We don't know which version of droidclaw we're running. How do we check?

Examine your droidclaw installation directory for a version file (often package.json, VERSION, or similar), check the Git tag if installed from source, or run the application's help/info command if available. Query your dependency management system (npm, pip, etc.) if droidclaw is a library dependency. Contact your internal team or the droidclaw deployment owner if unclear.

A public exploit exists. Should we assume we're already compromised?

Not necessarily. Public availability increases risk, but high attack complexity means exploitation requires targeted effort and system reconnaissance. If you have no suspicious authentication logs or credential leaks, assume you are not currently compromised. Implement the monitoring and mitigation steps outlined above and patch on schedule.

What if the vendor doesn't release a patch soon?

Implement compensating controls: rate-limit the claim endpoint at your edge (firewall, load balancer, WAF), enforce strict account lockout policies, and consider disabling or restricting pairing features to trusted networks only. Escalate the issue with the vendor on a defined timeline (e.g., 30 days) and evaluate alternative solutions if the vendor is unresponsive.

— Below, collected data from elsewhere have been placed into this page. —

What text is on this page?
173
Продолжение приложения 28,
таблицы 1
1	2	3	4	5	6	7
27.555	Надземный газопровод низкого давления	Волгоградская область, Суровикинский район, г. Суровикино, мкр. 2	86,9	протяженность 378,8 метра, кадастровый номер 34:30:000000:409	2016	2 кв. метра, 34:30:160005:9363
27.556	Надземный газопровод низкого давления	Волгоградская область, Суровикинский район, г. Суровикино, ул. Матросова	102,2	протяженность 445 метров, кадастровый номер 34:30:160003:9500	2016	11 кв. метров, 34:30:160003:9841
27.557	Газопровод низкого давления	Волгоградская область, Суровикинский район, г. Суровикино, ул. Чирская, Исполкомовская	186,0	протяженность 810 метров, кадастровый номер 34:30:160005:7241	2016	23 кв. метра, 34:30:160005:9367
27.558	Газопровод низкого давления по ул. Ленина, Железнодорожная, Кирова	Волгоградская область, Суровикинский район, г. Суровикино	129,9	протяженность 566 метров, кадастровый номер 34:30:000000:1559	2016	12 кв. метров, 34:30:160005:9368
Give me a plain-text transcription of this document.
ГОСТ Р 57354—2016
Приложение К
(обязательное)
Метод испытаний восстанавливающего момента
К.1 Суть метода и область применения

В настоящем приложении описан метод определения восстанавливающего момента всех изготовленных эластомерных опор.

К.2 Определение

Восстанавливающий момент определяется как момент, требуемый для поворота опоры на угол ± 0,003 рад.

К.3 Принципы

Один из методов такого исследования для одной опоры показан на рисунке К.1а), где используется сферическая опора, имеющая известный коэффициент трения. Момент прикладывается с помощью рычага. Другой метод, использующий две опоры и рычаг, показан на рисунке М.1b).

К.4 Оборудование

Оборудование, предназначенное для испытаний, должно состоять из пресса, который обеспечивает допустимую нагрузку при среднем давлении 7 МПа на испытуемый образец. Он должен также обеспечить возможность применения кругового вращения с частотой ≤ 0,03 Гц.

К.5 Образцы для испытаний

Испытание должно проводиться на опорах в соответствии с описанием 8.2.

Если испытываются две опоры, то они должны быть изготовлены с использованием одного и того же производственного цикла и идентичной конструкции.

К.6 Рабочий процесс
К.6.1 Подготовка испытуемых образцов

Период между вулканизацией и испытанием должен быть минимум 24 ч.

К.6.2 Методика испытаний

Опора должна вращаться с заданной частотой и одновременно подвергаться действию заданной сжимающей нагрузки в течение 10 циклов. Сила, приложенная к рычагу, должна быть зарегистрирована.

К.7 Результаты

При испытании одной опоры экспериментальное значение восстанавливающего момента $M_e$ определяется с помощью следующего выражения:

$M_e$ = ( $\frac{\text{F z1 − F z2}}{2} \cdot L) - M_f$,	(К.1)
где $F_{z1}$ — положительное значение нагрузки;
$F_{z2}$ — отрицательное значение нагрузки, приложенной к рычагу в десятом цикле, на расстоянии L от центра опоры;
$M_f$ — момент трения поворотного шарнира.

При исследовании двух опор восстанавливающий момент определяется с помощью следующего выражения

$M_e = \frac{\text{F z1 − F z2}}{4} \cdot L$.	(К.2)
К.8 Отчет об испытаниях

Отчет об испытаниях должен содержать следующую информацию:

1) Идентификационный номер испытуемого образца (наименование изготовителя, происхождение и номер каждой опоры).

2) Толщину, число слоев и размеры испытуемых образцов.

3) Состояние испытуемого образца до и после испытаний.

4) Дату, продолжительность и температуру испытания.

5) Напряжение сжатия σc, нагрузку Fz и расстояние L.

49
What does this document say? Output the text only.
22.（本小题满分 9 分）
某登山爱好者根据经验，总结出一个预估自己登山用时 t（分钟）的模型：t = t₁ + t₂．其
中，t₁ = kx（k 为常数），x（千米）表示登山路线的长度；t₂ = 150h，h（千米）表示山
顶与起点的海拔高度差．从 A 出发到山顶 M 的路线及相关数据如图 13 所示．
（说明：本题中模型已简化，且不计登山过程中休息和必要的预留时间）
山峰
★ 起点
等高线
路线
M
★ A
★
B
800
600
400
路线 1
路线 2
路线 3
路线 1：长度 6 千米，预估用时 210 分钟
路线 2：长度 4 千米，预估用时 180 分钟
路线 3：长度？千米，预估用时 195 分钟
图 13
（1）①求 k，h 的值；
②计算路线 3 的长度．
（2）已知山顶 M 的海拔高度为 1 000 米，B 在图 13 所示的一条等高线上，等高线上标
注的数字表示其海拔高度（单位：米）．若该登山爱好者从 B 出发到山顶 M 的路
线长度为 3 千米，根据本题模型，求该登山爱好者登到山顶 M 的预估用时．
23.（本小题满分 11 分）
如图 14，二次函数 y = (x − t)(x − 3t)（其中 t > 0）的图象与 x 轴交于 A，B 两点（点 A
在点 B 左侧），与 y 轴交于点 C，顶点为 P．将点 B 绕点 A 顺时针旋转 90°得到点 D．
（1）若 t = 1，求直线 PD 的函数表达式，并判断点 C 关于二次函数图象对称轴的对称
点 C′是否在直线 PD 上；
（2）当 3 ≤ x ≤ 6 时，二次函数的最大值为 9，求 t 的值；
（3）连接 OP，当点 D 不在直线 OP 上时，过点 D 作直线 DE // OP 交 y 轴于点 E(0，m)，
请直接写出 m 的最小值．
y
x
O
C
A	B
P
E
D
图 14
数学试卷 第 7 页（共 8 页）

This analysis is provided for informational purposes and represents SEC.co's independent assessment based on publicly disclosed information. The vulnerability details, CVSS score, and affected versions are derived from official CVE records and vendor advisories. Patch availability, timelines, and version numbers should be verified directly with unitedbyai before deployment. SEC.co makes no warranty regarding the completeness or accuracy of mitigations or detection logic, and assumes no liability for operational decisions made in reliance on this content. Organizations must conduct their own risk assessment and testing in their specific environment. Source: NVD (public-domain), retrieved 2026-07-07. Analysis generated by SEC.co (claude-haiku-4-5).